BANNERS CARRIED by miners to mark the end of their bitter year-long strike are to be displayed in public to mark the 30th anniversary of the end of the historic dispute, against a backdrop of an industry facing extinction.
Tens of thousands of mineworkers marched back to their local pit 12 months after the start of the walkout over closures, many holding specially made banners portraying their solidarity after such a long time out of work.
Many will be on display at Wakefield’s Unity Works on Saturday, March 7, under the title With Banners Held High, during a day of music, drama, debates and films to remember the emotional end of the strike.
Events to remember the March 3 anniversary are being held with the prospect of the UK having no deep pits by next year.
Just three underground collieries remain, but two of these – Kellingley in Yorkshire and Thoresby in Nottinghamshire – could close by the end of the year without state aid, and the third, Hatfield in Doncaster could follow suit by mid 2016.
Granville Williams, who has helped organise the Wakefield event, said coal will still be burnt in power stations across the UK, but imported from other countries. He said it was “puzzling” that an industry which employed a million workers at its peak is now threatened with extinction.
Calls for a public inquiry into policing and other aspects of the strike will intensify in coming days, rekindling the anger and bitterness which characterised the dispute.

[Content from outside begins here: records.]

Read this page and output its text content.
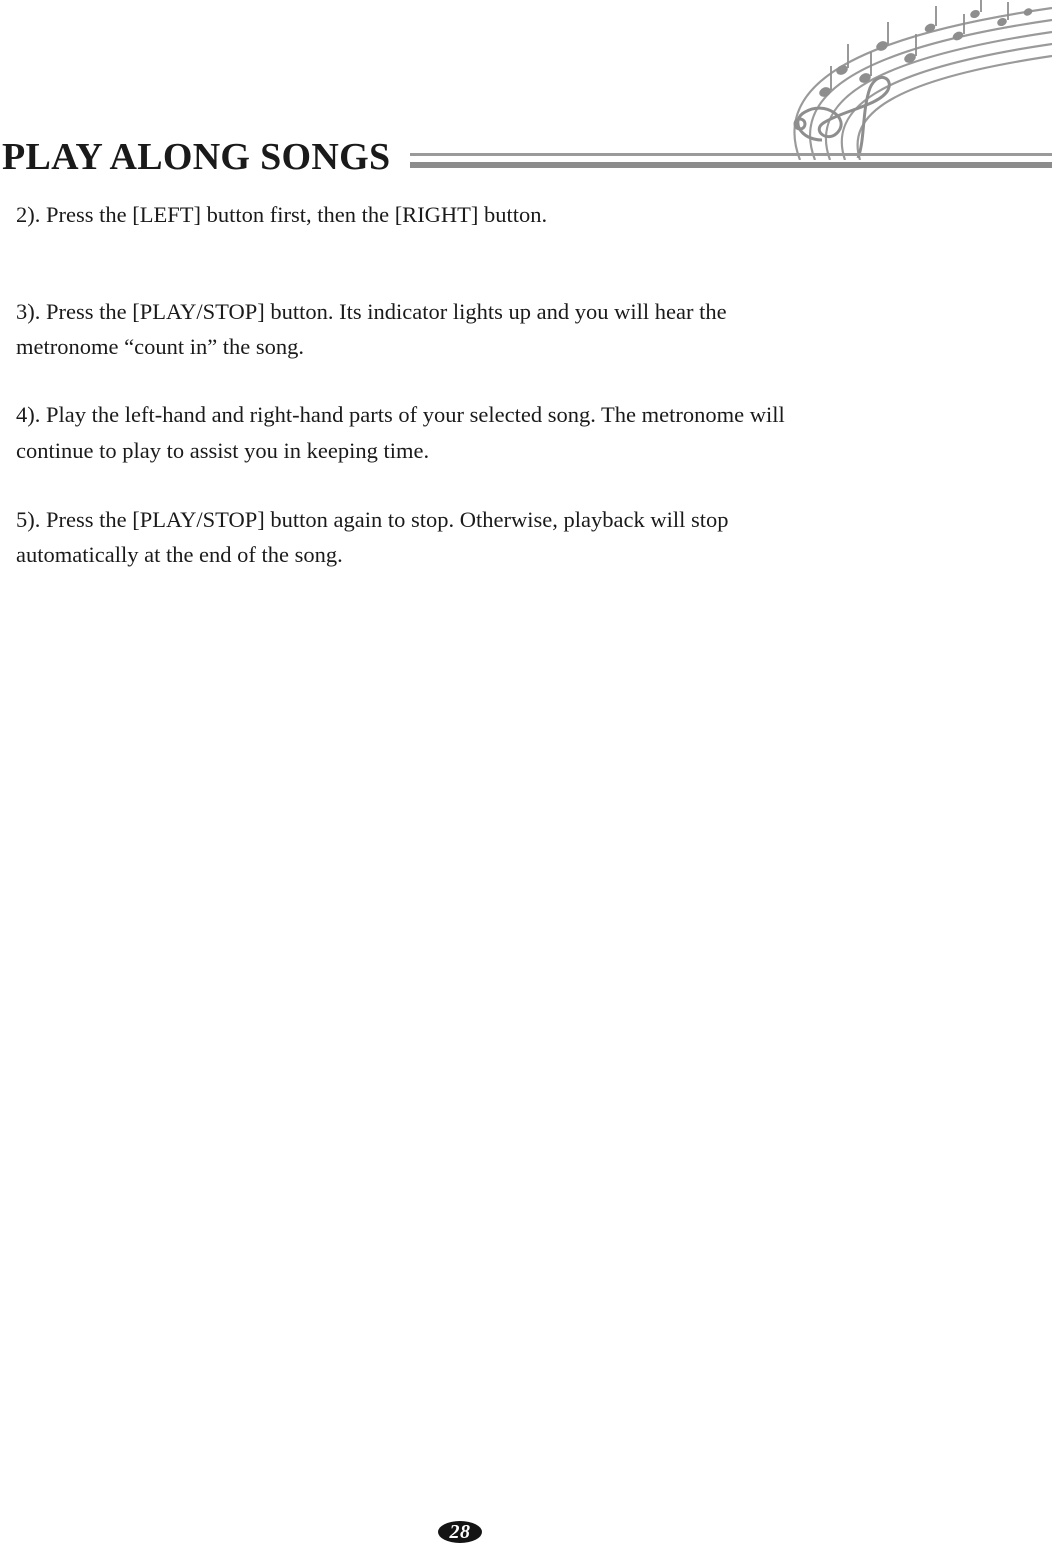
PLAY ALONG SONGS

2). Press the [LEFT] button first, then the [RIGHT] button.

3). Press the [PLAY/STOP] button. Its indicator lights up and you will hear the

metronome “count in” the song.

4). Play the left-hand and right-hand parts of your selected song. The metronome will

continue to play to assist you in keeping time.

5). Press the [PLAY/STOP] button again to stop. Otherwise, playback will stop

automatically at the end of the song.

28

The revelation last year in government papers released by the National Archives that Margaret Thatcher secretly considered calling in the troops at the height of the strike has increased calls for a full-blown public inquiry.
Labour Wansbeck MP Ian Lavery, a former president of the National Union of Mineworkers, said it was “outrageous” that an inquiry had not been held, given that so many workers were “wrongly” arrested or convicted.
He said: “There should be an independent inquiry, covering the policing of the strike in every town and village as well as at Orgreave.
“Mining areas up and down the country were ravaged by the pit closures and many are yet to recover, but passions have not waned, and in 100 years’ time I am sure people will say their great-grandfather was a miner and was proud to have taken part in the strike.”
Chris Kitchen, of the National Union of Mineworkers, believes the coal industry is treated less favourably than other energy sectors, highlighted by the current pleas for help from oil and gas companies because of falling oil prices. He backed calls for an inquiry into the strike.
The strike started in early March 1984 over pit closures planned by the state-owned National Coal Board, pitting Mrs Thatcher’s government against the NUM and its fiery leader Arthur Scargill.
Calls are also being stepped up for an inquiry into the events at Orgreave in South Yorkshire in June 1984 when 96 people were arrested and 51 injured during some of the most violent clashes between police and pickets.
Police maintain they were subjected to missiles from pickets who had gathered outside a coking plant to try to prevent lorries leaving, but the miners say police overreacted. The Independent Police Complaints Commission is expected to announce soon if an inquiry will be held.